According to U.S. Bankruptcy Judge Michael E. Wiles, the UST's contention that courts in all of the post-2007 reported decisions applying the Alternate Family Care factors have ruled that an ombudsman was not necessary is misleading. In the vast majority of cases involving health care businesses, he explained, an ombudsman is appointed with no opposition or written decision. Moreover, Judge Wiles noted, the post-2007 cases cited by the UST involved dentists' practices and similar businesses that technically qualified as health care businesses, but had not experienced patient care concerns justifying the appointment of an ombudsman. Finally, Judge Wiles wrote, "I see little difference between the simplified formulation [in the Huckaby test] and the [Alternate Family Care] list of factors … [which] are in many ways … just sub-parts of the inquiry that help to guide a court in making the three-part decision that Mr. Huckaby has recommended." Parkchester, 2023 WL 5761923, at *3. 

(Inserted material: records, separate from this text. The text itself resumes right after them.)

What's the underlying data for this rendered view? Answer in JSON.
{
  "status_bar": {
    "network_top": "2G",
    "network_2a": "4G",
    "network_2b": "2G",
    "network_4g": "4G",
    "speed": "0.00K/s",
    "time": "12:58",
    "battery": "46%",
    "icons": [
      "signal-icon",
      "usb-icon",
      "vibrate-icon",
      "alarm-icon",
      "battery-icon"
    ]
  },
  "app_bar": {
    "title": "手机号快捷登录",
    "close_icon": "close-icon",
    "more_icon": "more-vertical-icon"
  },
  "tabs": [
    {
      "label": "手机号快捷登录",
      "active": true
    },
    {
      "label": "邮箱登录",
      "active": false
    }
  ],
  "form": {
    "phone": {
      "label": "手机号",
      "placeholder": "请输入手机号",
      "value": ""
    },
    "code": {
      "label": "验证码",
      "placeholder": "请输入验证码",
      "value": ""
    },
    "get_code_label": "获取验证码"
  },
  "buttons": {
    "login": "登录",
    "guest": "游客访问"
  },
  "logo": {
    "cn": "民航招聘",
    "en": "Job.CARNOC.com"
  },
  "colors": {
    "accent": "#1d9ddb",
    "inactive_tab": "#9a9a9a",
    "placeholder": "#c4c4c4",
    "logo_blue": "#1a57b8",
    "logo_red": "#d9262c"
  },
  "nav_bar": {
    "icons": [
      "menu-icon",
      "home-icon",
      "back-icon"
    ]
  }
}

Although Judge Wiles found the Alternate Family Care factors to be informative, he determined that factor nine—"the impact of the cost of an ombudsman on the likelihood of a successful reorganization"—was inappropriate because no such consideration is expressly included in section 333 of the Bankruptcy Code. Section 333, he emphasized, "directs the court to determine whether an ombudsman is 'necessary for the protection of patients,'—not whether it is 'convenient,' or 'cost-effective,' or whether it might interfere with a debtor's financial reorganization." Id.  

Applying the remaining factors, Judge Wiles concluded that no patient care ombudsman was necessary to protect the debtor's patients. Among other things, he found that: (i) the debtor's financial problems had nothing to do with patient care; (ii) the debtor's licenses were up to date and the debtor had no history of patient care issues or patient complaints; (iii) because the debtor provided dentistry and dental surgery (rather than, for example, nursing home services to particularly vulnerable patients), its patients were able to protect their rights; (iv) the debtor's patients did not depend on its services, which could readily be provided elsewhere if patients were dissatisfied with such services; and (v) the debtor had adequate resources to conduct its business and to maintain the high quality of its existing patient care. 

The bankruptcy court accordingly denied the UST's motion for the appointment of a patient care ombudsman for the debtor. 


Lawmakers understandably were motivated by the need to protect patients when they amended the Bankruptcy Code in 2005 to add the series of provisions that specifically apply to health care businesses filing for bankruptcy protection. However, Congress also understood that these safeguards need not necessarily apply in every case.

La Familia and Parkchester are perfect examples. In La Familia, the bankruptcy court carefully parsed the confusing language of section 101(27A) of the Bankruptcy Code to conclude that the appointment of a patient care ombudsman was not warranted, both because the small-town medical practice debtor did not qualify as a "health care business," and the circumstances—i.e., the existence of adequate patient protection measures—were such that the added expense involved was simply not justified under section 333. In Parkchester, the bankruptcy court similarly determined that an ombudsman was not necessary because the debtor had no patient care issues and its financial condition was not likely to create any, based upon the nature of the health care services that it provided.